L’IA n’entraînera pas de destruction massive des emplois à court terme, selon une étude

L’IA n’entraînera pas de destruction massive des emplois à court terme, selon une étude

L’intelligence artificielle n’aura, à court terme, qu’un impact limité sur 57 % des emplois dans le monde, selon une étude récente. Celle-ci souligne que contrairement à certaines craintes, la technologie ne provoque pas une disparition massive des postes, mais engage une transformation profonde et différenciée du travail à l’échelle mondiale.

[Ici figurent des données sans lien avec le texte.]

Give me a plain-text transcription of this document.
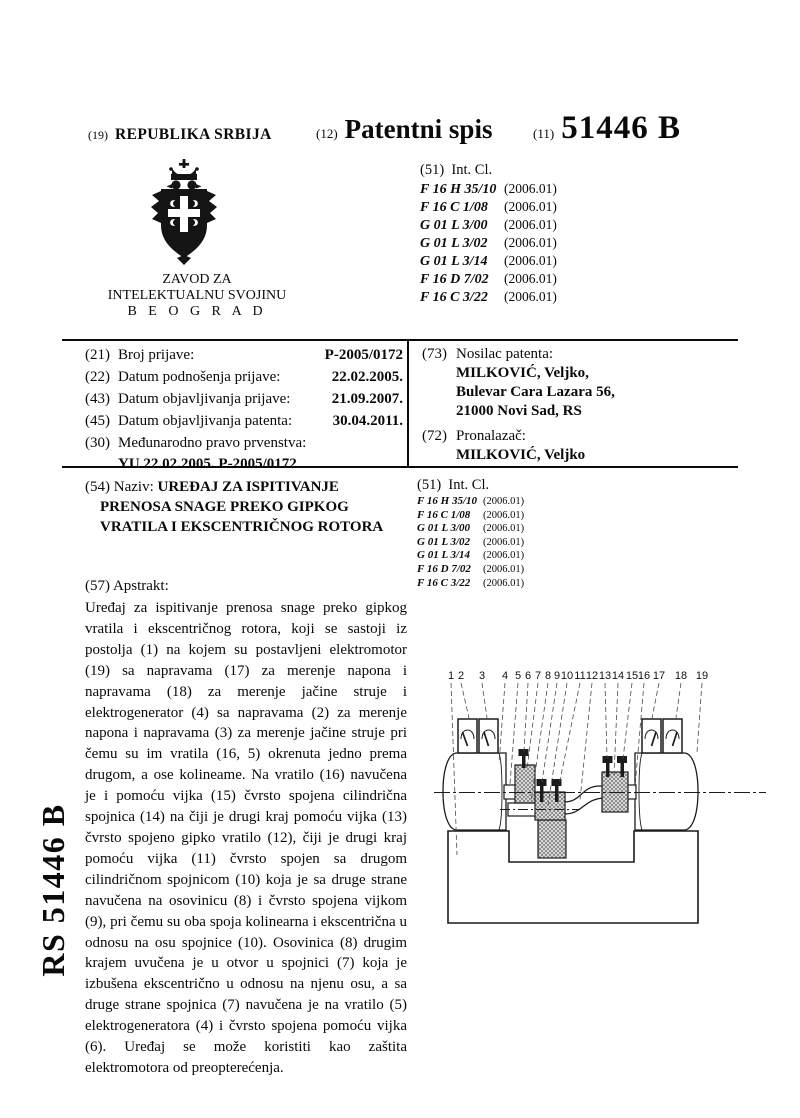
(19) REPUBLIKA SRBIJA	(12) Patentni spis	(11) 51446 B
ZAVOD ZA
INTELEKTUALNU SVOJINU
B E O G R A D
(51) Int. Cl.
F 16 H 35/10 (2006.01)
F 16 C 1/08	(2006.01)
G 01 L 3/00	(2006.01)
G 01 L 3/02	(2006.01)
G 01 L 3/14	(2006.01)
F 16 D 7/02	(2006.01)
F 16 C 3/22	(2006.01)
(21) Broj prijave:	P-2005/0172
(22) Datum podnošenja prijave:	22.02.2005.
(43) Datum objavljivanja prijave:	21.09.2007.
(45) Datum objavljivanja patenta:	30.04.2011.
(30) Međunarodno pravo prvenstva:
YU 22.02.2005. P-2005/0172
(73) Nosilac patenta:
MILKOVIĆ, Veljko,
Bulevar Cara Lazara 56,
21000 Novi Sad, RS
(72) Pronalazač:
MILKOVIĆ, Veljko
(54) Naziv: UREĐAJ ZA ISPITIVANJE
PRENOSA SNAGE PREKO GIPKOG
VRATILA I EKSCENTRIČNOG ROTORA
(51) Int. Cl.
F 16 H 35/10 (2006.01)
F 16 C 1/08	(2006.01)
G 01 L 3/00	(2006.01)
G 01 L 3/02	(2006.01)
G 01 L 3/14	(2006.01)
F 16 D 7/02	(2006.01)
F 16 C 3/22	(2006.01)
(57) Apstrakt:

Uređaj za ispitivanje prenosa snage preko gipkog vratila i ekscentričnog rotora, koji se sastoji iz postolja (1) na kojem su postavljeni elektromotor (19) sa napravama (17) za merenje napona i napravama (18) za merenje jačine struje i elektrogenerator (4) sa napravama (2) za merenje napona i napravama (3) za merenje jačine struje pri čemu su im vratila (16, 5) okrenuta jedno prema drugom, a ose kolineame. Na vratilo (16) navučena je i pomoću vijka (15) čvrsto spojena cilindrična spojnica (14) na čiji je drugi kraj pomoću vijka (13) čvrsto spojeno gipko vratilo (12), čiji je drugi kraj pomoću vijka (11) čvrsto spojen sa drugom cilindričnom spojnicom (10) koja je sa druge strane navučena na osovinicu (8) i čvrsto spojena vijkom (9), pri čemu su oba spoja kolinearna i ekscentrična u odnosu na osu spojnice (10). Osovinica (8) drugim krajem uvučena je u otvor u spojnici (7) koja je izbušena ekscentrično u odnosu na njenu osu, a sa druge strane spojnica (7) navučena je na vratilo (5) elektrogeneratora (4) i čvrsto spojena pomoću vijka (6). Uređaj se može koristiti kao zaštita elektromotora od preopterećenja.

RS 51446 B
1 2 3 4 5 6 7 8 9 10 11 12 13 14 15 16 17 18 19
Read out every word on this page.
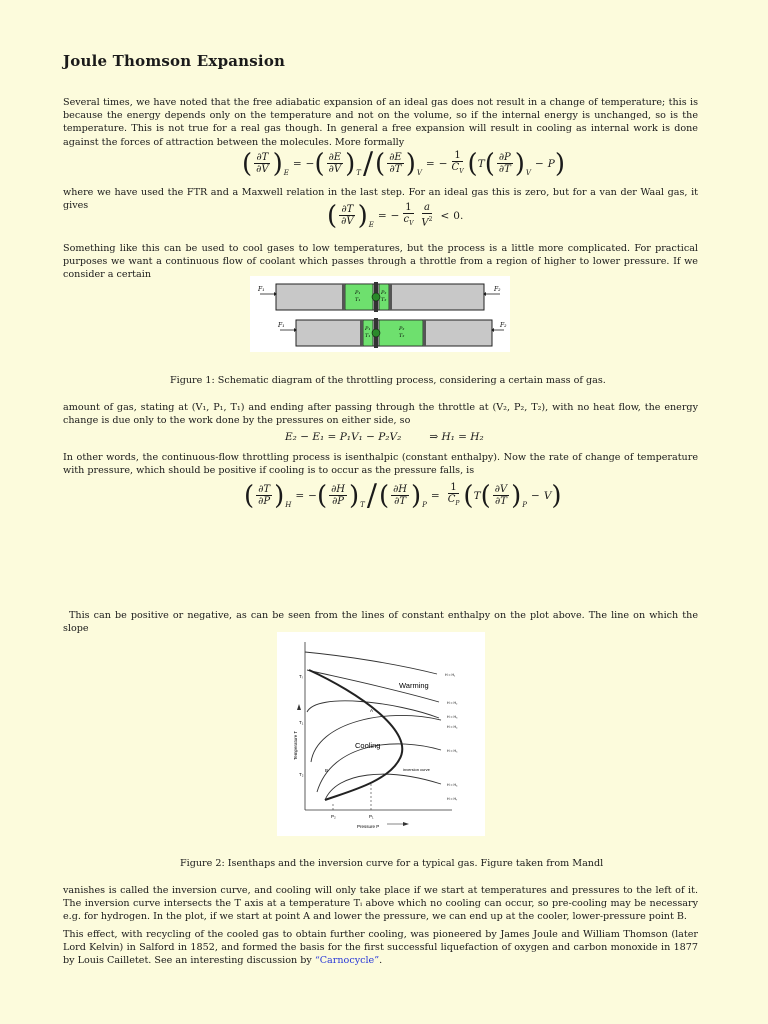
Joule Thomson Expansion

Several times, we have noted that the free adiabatic expansion of an ideal gas does not result in a change of temperature; this is because the energy depends only on the temperature and not on the volume, so if the internal energy is unchanged, so is the temperature. This is not true for a real gas though. In general a free expansion will result in cooling as internal work is done against the forces of attraction between the molecules. More formally

( $\frac{\partial T}{\partial V}$ ) E
= − ( $\frac{\partial E}{\partial V}$ ) T / ( $\frac{\partial E}{\partial T}$ ) V
= − $\frac{1}{C_V}$ ( T ( $\frac{\partial P}{\partial T}$ ) V
− P )

where we have used the FTR and a Maxwell relation in the last step. For an ideal gas this is zero, but for a van der Waal gas, it gives	( $\frac{\partial T}{\partial V}$ ) E
= − $\frac{1}{c_V} \frac{a}{V^2} < 0$.

Something like this can be used to cool gases to low temperatures, but the process is a little more complicated. For practical purposes we want a continuous flow of coolant which passes through a throttle from a region of higher to lower pressure. If we consider a certain

F₁	F₂
F₁	F₂
P₁
T₁
P₂
T₂
P₁
T₁
P₂
T₂
Figure 1: Schematic diagram of the throttling process, considering a certain mass of gas.

amount of gas, stating at (V₁, P₁, T₁) and ending after passing through the throttle at (V₂, P₂, T₂), with no heat flow, the energy change is due only to the work done by the pressures on either side, so

E₂ − E₁ = P₁V₁ − P₂V₂	⇒ H₁ = H₂

In other words, the continuous-flow throttling process is isenthalpic (constant enthalpy). Now the rate of change of temperature with pressure, which should be positive if cooling is to occur as the pressure falls, is

( $\frac{\partial T}{\partial P}$ ) H
= − ( $\frac{\partial H}{\partial P}$ ) T / ( $\frac{\partial H}{\partial T}$ ) P
= $\frac{1}{C_P}$ ( T ( $\frac{\partial V}{\partial T}$ ) P
− V )

This can be positive or negative, as can be seen from the lines of constant enthalpy on the plot above. The line on which the slope

Warming
Cooling
inversion curve
Temperature T
Pressure P
H = H₁
H = H₂
H = H₃
H = H₄
H = H₅
H = H₆
H = H₇
A
B
Tᵢ
T₁
T₂
P₁
P₂
Figure 2: Isenthaps and the inversion curve for a typical gas. Figure taken from Mandl

vanishes is called the inversion curve, and cooling will only take place if we start at temperatures and pressures to the left of it. The inversion curve intersects the T axis at a temperature Tᵢ above which no cooling can occur, so pre-cooling may be necessary e.g. for hydrogen. In the plot, if we start at point A and lower the pressure, we can end up at the cooler, lower-pressure point B.

This effect, with recycling of the cooled gas to obtain further cooling, was pioneered by James Joule and William Thomson (later Lord Kelvin) in Salford in 1852, and formed the basis for the first successful liquefaction of oxygen and carbon monoxide in 1877 by Louis Cailletet. See an interesting discussion by “Carnocycle”.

Une transformation plutôt qu’une disparition

L’étude, dont les résultats ont été rendus publics cette semaine, a été menée par un groupe de chercheurs internationaux. Elle repose sur l’analyse de données portant sur plusieurs secteurs d’activité dans une trentaine de pays, dont le Maroc. Les auteurs estiment que dans l’immédiat, 57 % des emplois ne subiront qu’un impact limité de l’IA, principalement sous forme d’assistance ou d’automatisation partielle de tâches répétitives.

Pour les 43 % restants, l’impact sera plus marqué, avec des cas où l’IA pourrait remplacer certaines fonctions spécifiques. Cependant, les chercheurs précisent que ces remplacements ne sont pas synonymes de suppression nette d’emplois, mais plutôt de redéfinition des tâches et des compétences requises.

Des disparités sectorielles et régionales

L’analyse met en lumière des différences notables selon les secteurs. Les métiers liés à l’administration, à la comptabilité et à la production industrielle sont les plus exposés à une automatisation partielle. À l’inverse, les professions nécessitant une forte interaction humaine, une créativité ou une prise de décision complexe, comme les soins de santé, l’éducation ou l’artisanat, restent globalement moins touchées.

Au niveau régional, l’étude souligne que les pays en développement, dont le Maroc, pourraient connaître une transformation plus lente mais potentiellement plus structurante. La capacité d’adaptation des systèmes de formation et de protection sociale y est identifiée comme un facteur clé pour accompagner cette transition.

Des implications pour le marché du travail au Maroc

Pour le Maroc, ces résultats appellent à une réflexion sur les politiques de l’emploi et de la formation professionnelle. Les secteurs de l’outsourcing, des services financiers et de l’industrie manufacturière, qui emploient une part significative de la main-d’œuvre, pourraient être les premiers à intégrer des outils d’IA. Les experts consultés dans le cadre de l’étude recommandent d’anticiper ces évolutions par des programmes de requalification et de montée en compétences.

Le gouvernement marocain a déjà lancé plusieurs initiatives en matière de digitalisation et d’intelligence artificielle, notamment dans le cadre de la stratégie « Maroc Digital ». L’étude vient renforcer la nécessité d’accélérer ces efforts pour éviter un décalage entre les besoins du marché et les compétences disponibles.

Conclusion et perspectives

À moyen terme, les chercheurs prévoient que l’IA pourrait modifier en profondeur la nature même de certains métiers, en les rendant plus collaboratifs avec la machine. Des secteurs entiers pourraient voir émerger de nouveaux postes, notamment dans la maintenance des systèmes intelligents, l’analyse de données et la gestion éthique des algorithmes. Les prochaines étapes incluent la publication d’un rapport détaillé par secteur et par pays, prévu pour le premier trimestre 2025, qui servira de base aux recommandations politiques adressées aux gouvernements et aux organisations internationales.